Economic growth hit 6-year high in last quarter

January 29, 1994|By Ian Johnson | Ian Johnson,New York Bureau

NEW YORK -- The economy made its strongest showing in six years during the final three months of 1993, growing at an annual rate of 5.9 percent and showing reassuring signs of low inflation, the government reported yesterday.

Economists warned that the Commerce Department's numbers were an aberration. The economy is almost certainly already backing off that torrid pace, they said, and inflation is likely to grow more quickly this year than the numbers indicate.

"Everything fell into place for the economy," said Robert Dederick, chief economist at Northern Trust. "Some of it was clearly unusual and not likely to be repeated, but the overall picture was very solid."

The figures for the October-December period helped boost the gross domestic product in 1993 by 2.9 percent for the full year, the highest annual rate since 3.9 percent in 1988. The gross domestic product is the total of all goods and services produced in the United States.

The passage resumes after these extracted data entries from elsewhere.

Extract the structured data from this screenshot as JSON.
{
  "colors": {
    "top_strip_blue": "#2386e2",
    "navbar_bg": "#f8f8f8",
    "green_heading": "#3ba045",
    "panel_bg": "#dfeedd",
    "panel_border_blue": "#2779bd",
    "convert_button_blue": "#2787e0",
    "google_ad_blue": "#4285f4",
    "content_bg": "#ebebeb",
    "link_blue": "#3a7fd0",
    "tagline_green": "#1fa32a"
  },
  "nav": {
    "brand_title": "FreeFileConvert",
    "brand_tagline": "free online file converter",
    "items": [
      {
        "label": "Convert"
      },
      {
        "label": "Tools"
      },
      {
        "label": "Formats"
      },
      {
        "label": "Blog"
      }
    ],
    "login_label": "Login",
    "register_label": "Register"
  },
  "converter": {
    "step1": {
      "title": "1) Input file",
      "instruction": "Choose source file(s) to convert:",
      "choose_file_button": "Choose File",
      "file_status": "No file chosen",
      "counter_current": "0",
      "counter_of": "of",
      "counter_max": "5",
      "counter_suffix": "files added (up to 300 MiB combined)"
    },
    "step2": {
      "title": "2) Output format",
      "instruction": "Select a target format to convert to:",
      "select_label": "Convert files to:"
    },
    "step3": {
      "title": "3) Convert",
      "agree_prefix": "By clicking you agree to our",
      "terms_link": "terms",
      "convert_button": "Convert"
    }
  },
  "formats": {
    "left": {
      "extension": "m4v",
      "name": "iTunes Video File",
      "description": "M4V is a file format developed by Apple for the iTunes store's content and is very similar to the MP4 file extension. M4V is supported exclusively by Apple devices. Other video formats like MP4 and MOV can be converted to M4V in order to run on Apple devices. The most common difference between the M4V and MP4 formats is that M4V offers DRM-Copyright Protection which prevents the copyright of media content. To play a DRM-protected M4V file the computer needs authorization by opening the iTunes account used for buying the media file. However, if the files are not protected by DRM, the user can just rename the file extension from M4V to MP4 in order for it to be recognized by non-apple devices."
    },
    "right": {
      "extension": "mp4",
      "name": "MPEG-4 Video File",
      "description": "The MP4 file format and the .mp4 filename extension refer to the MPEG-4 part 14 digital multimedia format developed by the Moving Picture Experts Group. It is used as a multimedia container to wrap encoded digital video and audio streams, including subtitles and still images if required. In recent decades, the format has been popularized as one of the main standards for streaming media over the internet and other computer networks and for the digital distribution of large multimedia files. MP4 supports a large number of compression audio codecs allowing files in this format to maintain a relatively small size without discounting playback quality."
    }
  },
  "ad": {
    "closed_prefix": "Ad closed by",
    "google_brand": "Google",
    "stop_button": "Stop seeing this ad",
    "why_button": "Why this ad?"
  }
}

As much as one-third of the growth during the final months of the year came from rebuilding after the Midwest floods and Southwestern droughts, which had slowed the economy in the preceding quarter.

The strongest performers during the quarter were sales of cars, homes, home furnishings and business investment.

Despite the growth, the department's measure of inflation showed it rising by only 1.3 percent, down from 1.6 percent during the third quarter.

The Clinton administration, which is facing mid-term elections this fall, was quick to hail the report as proof that its economic policies were working.

"You can't get much more solid and steady growth than that," Treasury Secretary Lloyd Bentsen said at a conference of mayors in Washington.

Another report released yesterday corroborated the good news. The University of Michigan's preliminary consumer sentiment index for January rose to 94.3, from 88.2 in December. It was the highest level since September 1989 and was further evidence that consumers are beginning to believe the positive statistics.

The reports sent the financial markets into overdrive, with the Dow Jones Industrial Average pushing toward 4,000 points.

The Dow closed up 19.13, at a record 3,945.43, on expectations that the growth would mean higher earnings for companies. Meanwhile, interest rates declined on the news of low inflation, -- with the yield on the 30-year long bond dropping 4.65 points, to 6.21 percent.

Economists pointed out, however, that the two trends are


"The two [growth and low inflation] aren't sustainable together. Ultimately they'll clash and inflation will rise. It's just a question of when," Mr. Dederick said.

The question is likely to be put to Federal Reserve Chairman Alan Greenspan when he testifies before Congress on Monday. With growth so high, several officials at the Fed have said that it may be wise to raise interest rates now as a pre-emptive strike against future inflation.

The Clinton administration is concerned, however, that higher rates would stifle the recovery.

The stock market is worried that higher interest rates would kill the bull market by drawing investors' money out of the market and into savings bonds or certificates of deposit.

Both the low inflation and the strong growth surprised economists, who had been predicting higher inflation and lower growth.

Carol Stone, an economist at Nomura Securities in New York, said most predictions had underestimated consumers' spending power.

"This implies that consumers have more staying power than we imagined and that businesses will be wanting to spend more to meet that demand. That could help further increase production and hiring," Ms. Stone said.

Purchases of new cars and furnishings for new homes jumped $34.3 billion in the fourth quarter. Spending by consumers on goods and services accounts for two-thirds of national economic activity.

Businesses also went on a spending spree during the quarter. Investments in new plant and equipment rose $29 billion, or 21 percent, nearly three times the rate in the third quarter.

The growth was reminiscent of the final months of 1992, when post-election excitement helped push up the economy 5.7 percent. That growth collapsed at the start of 1993 when the gross domestic product slumped back to a 0.8 percent rate.

This year, few economists predict such a hangover. The consensus forecast for 1994 is for steady growth of 3.0 percent, according to Blue Chip Economic Indicators, although the rate for the current January-March quarter may be slightly lower.

"Things really have changed over the past year," said John Shaughnessy, director of research at Advest Inc. "The fear now is that the economy could accelerate too quickly, not that it will decelerate."